Mikhail Khodorkovsky was among the wealthiest of the oligarchs who dominated Russia’s new capitalist economy after the fall of Communism led to Perestroika under President Yeltsin. He was also one of the youngest: in 1995, at age 33, he bought the oil company Yukos for $300 million during the government’s auction of state monopolies, and its later net worth was $6 billion.

But Khodorkovsky, who knew that great wealth equaled great power in post-Soviet Russia, overstepped his bounds: he started negotiating with foreign companies himself and--the biggest sin of all--directly challenged Putin at the Kremlin, something not taken lightly. So, in 2003, when the oil magnate was arrested and, after what’s been described as a trumped-up trial on charges of tax evasion, sentenced to prison, the obvious culprit was Putin himself.

In his well-researched and thoroughly absorbing account of the amoral mess that Putin’s Russia has become, Tuschi offers up Khodorkovsky as Exhibit A: just look at the hatred in Putin’s eyes and the figurative steam coming out of his ears when the billionaire dared to prod him about widespread corruption in Putin’s own government during a televised press meeting. A later sequence shows another priceless moment during a nationally televised speech: Putin is asked a question by the moderator (apparently from an anonymous viewer via the internet) about when Khodorkovsky will be released and it takes all the self-control the president can muster to spit out generalities about his being behind bars since he was convicted in court of serious crimes. Putin even manages to connect him to high-profile murders. You can literally see Putin biting his tongue to keep his temper in check.

What’s most enlightening about Khodorkovsky is that it treats Khodorkovsky fairly, showing his quick rise to wealth and power but never taking a stance that he was blameless for any misdeeds: after all, he rose to prominence by being a relentless businessman.

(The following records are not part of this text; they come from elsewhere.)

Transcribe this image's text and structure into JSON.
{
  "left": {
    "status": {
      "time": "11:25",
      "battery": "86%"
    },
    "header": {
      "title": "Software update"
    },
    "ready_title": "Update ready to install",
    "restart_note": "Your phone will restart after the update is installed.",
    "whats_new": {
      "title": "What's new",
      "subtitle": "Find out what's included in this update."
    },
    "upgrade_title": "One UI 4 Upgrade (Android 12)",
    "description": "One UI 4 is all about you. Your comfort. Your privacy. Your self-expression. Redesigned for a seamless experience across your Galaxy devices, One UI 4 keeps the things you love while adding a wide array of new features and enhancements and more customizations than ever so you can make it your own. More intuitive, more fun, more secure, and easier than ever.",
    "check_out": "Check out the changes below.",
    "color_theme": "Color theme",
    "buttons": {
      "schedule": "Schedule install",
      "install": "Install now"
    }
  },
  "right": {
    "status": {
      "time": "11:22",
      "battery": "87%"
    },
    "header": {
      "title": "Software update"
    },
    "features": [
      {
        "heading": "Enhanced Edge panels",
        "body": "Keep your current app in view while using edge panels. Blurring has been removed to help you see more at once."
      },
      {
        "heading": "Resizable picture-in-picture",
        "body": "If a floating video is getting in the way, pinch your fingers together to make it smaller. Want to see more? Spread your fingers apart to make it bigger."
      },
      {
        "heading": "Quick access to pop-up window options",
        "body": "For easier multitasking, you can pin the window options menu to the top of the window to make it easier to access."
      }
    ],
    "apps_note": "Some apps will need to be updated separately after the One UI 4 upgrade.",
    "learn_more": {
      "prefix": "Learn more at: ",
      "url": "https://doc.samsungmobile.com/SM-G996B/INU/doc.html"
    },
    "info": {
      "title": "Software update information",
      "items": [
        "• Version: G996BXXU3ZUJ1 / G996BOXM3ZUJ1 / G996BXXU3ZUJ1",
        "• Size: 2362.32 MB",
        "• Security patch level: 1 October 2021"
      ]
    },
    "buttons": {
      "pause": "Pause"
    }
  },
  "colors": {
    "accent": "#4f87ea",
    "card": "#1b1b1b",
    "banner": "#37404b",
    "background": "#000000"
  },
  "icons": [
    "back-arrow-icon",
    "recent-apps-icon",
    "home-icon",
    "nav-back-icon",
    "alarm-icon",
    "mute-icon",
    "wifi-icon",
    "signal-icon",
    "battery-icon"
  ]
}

The included interviews--his first wife and oldest son, his colleagues, legal counsel, even if cell mate--give us a warts-and-all portrait of a man who, while definitely no angel, is not the monstrous criminal Putin swears he is.

When the man himself is onscreen--in news clips, previous interviews and a brief interview that the filmmakers are granted in prison as he awaits an appeal that never comes (he was actually re-sentenced to additional time at the end of last year)--he comes across as supremely intelligent and just the slightest bit arrogant: but, as we know from the Donald among other American oligarchs, that comes with the territory.

Tuschi’s sympathy for the imprisoned billionaire doesn’t blind him to the contradictions inherent in the “free Khodorkovsky” movement that has sprung up around the world. (There’s even a clip of then-President Bush questioning the appropriateness of the incarceration; of course, there‘s also a clip of Khodorkovsky hobnobbing with Bush beforehand.) Indeed, a human rights lawyer freely admits: “It’s the first time I’ve defended a capitalist, but even they have human rights.”

On a purely formal level, Tuschi’s film (which he shot himself) has a clean, classical elegance that underscores the moral messiness of the movie’s major players. Tuschi opens and closes Khodorkovsky with stunning, matching slow panning shots of a vast, beautiful expanse of snowy tundra, and includes brilliantly illustrative (and smartly infrequent) animated sequences. The inspired use of Estonian composer Arvo Part’s moody Los Angeles Symphony--dedicated to Khodorkovsky, whom Part considers a true Russian patriot--is another clue to where Tuschi’s own sympathies lie in a world populated by anything but black and white heroes and villains.